Another crafty design for visually inclined folks is the Valentine’s Sunflower by the circuito.io team. This project results in a 3D-printed sunflower that opens and closes in reaction to light. It’s based on a SparkFun Arduino Pro Mini 328, a SparkFun Mini photocell, and a SparkFun Servo generic metal gear on the hardware side and circuit.io web platform and the Arduino IDE. According to the project story from its developers: “With Valentine’s Day coming up, we started looking for project ideas with a romantic twist. While searching for clues around us our eyes fell on a plastic sunflower that we had on our office window. Truth be told, it was quite ugly, but it gave us an idea - what if we made a flower that moves according to light, just like a real sunflower. After a few revisions (and a bunch of filament) we give you this Valentine's Sunflower! Spread the love.”

Valentine’s Sunflower
The Valentine’s Sunflower opens and closes in response to light. Photo courtesy of circuito.io team on Hackster.io.

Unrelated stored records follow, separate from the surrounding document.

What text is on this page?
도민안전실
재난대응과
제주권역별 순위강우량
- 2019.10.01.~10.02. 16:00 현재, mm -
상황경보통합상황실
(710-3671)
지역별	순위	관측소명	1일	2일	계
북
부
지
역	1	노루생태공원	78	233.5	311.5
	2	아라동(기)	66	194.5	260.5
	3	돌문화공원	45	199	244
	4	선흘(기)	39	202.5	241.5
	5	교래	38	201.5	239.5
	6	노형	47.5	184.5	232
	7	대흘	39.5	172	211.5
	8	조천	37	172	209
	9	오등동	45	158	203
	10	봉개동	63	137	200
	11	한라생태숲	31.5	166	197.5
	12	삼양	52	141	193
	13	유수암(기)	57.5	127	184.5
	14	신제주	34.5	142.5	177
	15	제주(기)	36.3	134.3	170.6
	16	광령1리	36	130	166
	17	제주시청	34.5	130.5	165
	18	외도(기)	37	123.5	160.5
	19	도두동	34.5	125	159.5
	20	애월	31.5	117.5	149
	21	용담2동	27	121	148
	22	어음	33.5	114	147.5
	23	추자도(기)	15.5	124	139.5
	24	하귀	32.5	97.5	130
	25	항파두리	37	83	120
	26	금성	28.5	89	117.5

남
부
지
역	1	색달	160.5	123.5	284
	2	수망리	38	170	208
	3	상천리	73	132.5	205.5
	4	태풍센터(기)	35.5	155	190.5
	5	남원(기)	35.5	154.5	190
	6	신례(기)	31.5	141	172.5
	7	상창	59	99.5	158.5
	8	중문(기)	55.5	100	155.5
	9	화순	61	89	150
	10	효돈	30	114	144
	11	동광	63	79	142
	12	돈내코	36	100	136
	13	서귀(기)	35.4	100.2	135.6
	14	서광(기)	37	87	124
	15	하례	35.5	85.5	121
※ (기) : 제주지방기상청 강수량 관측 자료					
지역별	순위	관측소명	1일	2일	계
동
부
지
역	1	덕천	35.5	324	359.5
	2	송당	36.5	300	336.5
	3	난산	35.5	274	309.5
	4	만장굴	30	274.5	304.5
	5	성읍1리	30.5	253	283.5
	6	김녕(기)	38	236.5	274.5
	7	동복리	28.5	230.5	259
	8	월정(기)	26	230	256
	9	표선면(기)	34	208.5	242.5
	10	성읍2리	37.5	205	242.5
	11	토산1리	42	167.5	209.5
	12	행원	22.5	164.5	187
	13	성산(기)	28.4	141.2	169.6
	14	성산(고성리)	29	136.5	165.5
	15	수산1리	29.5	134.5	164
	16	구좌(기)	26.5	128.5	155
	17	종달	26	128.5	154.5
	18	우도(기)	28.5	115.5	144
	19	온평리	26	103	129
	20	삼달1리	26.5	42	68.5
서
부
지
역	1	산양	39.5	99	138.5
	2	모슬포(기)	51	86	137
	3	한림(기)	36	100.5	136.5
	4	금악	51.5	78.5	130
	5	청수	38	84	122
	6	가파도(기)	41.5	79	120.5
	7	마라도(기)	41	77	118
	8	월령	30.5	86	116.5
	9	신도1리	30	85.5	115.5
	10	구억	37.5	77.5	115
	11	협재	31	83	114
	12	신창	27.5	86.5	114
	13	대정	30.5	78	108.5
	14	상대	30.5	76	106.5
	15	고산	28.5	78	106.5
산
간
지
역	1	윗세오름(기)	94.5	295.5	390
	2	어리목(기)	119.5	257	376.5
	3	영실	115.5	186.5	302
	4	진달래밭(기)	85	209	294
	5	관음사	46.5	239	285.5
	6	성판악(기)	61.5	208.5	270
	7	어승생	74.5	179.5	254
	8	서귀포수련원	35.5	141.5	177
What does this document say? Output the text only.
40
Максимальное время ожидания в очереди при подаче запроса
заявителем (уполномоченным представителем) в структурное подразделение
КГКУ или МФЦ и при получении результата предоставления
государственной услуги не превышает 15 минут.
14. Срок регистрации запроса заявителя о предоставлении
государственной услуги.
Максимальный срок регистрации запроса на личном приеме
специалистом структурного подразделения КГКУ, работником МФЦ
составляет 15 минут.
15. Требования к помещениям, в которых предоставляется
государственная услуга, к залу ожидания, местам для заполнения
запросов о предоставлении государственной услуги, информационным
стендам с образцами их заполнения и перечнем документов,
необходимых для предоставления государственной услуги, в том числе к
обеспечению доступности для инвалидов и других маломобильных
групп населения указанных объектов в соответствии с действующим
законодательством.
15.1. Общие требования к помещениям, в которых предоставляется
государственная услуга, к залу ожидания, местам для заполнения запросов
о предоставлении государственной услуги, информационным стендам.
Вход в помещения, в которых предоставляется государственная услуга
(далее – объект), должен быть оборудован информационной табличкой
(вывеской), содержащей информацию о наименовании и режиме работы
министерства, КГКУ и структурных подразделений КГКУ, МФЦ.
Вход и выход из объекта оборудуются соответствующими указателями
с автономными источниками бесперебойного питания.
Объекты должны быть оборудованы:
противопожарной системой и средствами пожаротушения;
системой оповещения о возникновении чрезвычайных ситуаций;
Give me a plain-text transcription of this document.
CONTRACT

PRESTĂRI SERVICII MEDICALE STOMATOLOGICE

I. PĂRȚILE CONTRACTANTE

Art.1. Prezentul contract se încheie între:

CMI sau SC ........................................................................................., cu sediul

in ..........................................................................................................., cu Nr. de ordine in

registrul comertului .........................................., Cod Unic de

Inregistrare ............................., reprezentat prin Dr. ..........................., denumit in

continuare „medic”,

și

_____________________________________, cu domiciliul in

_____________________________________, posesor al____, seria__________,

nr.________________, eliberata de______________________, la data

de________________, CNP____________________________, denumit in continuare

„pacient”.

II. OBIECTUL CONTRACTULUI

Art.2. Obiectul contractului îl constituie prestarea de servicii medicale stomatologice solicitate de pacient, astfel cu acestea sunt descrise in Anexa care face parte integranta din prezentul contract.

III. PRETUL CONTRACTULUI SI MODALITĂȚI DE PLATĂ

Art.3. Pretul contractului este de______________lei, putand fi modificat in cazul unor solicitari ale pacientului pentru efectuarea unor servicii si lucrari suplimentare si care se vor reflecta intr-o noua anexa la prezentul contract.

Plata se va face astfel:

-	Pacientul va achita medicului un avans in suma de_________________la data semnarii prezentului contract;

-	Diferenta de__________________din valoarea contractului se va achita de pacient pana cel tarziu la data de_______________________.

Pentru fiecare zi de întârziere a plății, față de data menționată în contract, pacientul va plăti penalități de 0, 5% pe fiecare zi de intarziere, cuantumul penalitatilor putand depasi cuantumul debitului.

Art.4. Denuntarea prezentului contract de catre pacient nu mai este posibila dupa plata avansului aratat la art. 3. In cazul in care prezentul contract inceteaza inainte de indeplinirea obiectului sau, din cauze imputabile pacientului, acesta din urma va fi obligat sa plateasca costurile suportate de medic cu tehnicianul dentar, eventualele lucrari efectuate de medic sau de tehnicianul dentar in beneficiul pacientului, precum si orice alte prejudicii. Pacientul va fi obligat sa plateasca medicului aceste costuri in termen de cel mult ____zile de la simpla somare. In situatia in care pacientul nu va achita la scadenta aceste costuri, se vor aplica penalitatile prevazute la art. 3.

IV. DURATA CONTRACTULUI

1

It wouldn’t be a proper modern-day Valentine’s Day without an IoT twist. That’s where the Valentine’s Day Wreath comes in. This interactive wreath responds when people are nearby (the lights on the heart beat faster and faster as a person gets closer) and also tracks how many people come close to it. When no one is around, the wreath “pulses” in a rainbow-colored pattern. Ashwin K. Whitchurch, Venkatesh Bhat, Manikandan S., and Reeza Roland are the makers behind this creation. The wreath is based on some ProtoCentral Kalam IoT and sensing solutions, a NeoPixel LED strip, an Everything ESP WiFi module, and the Arduino IDE. “With all the IoT-connected cat and fish feeders in the world, this seems like the perfect addition to the IoT devices list,” the developers noted in their project story.

Valentine’s Day Wreath
The Valentine’s Day Wreath responds with beating lights as people get close to it. Photo courtesy of Ashwin K. Whitchurch, Venkatesh Bhat, Manikandan S., and Reeza Roland on Hackster.io.

As with all Hackster projects, these romantic creations come with plenty of resources for you to get started, including code, instructions, videos, and schematics. Happy Valentine’s Day!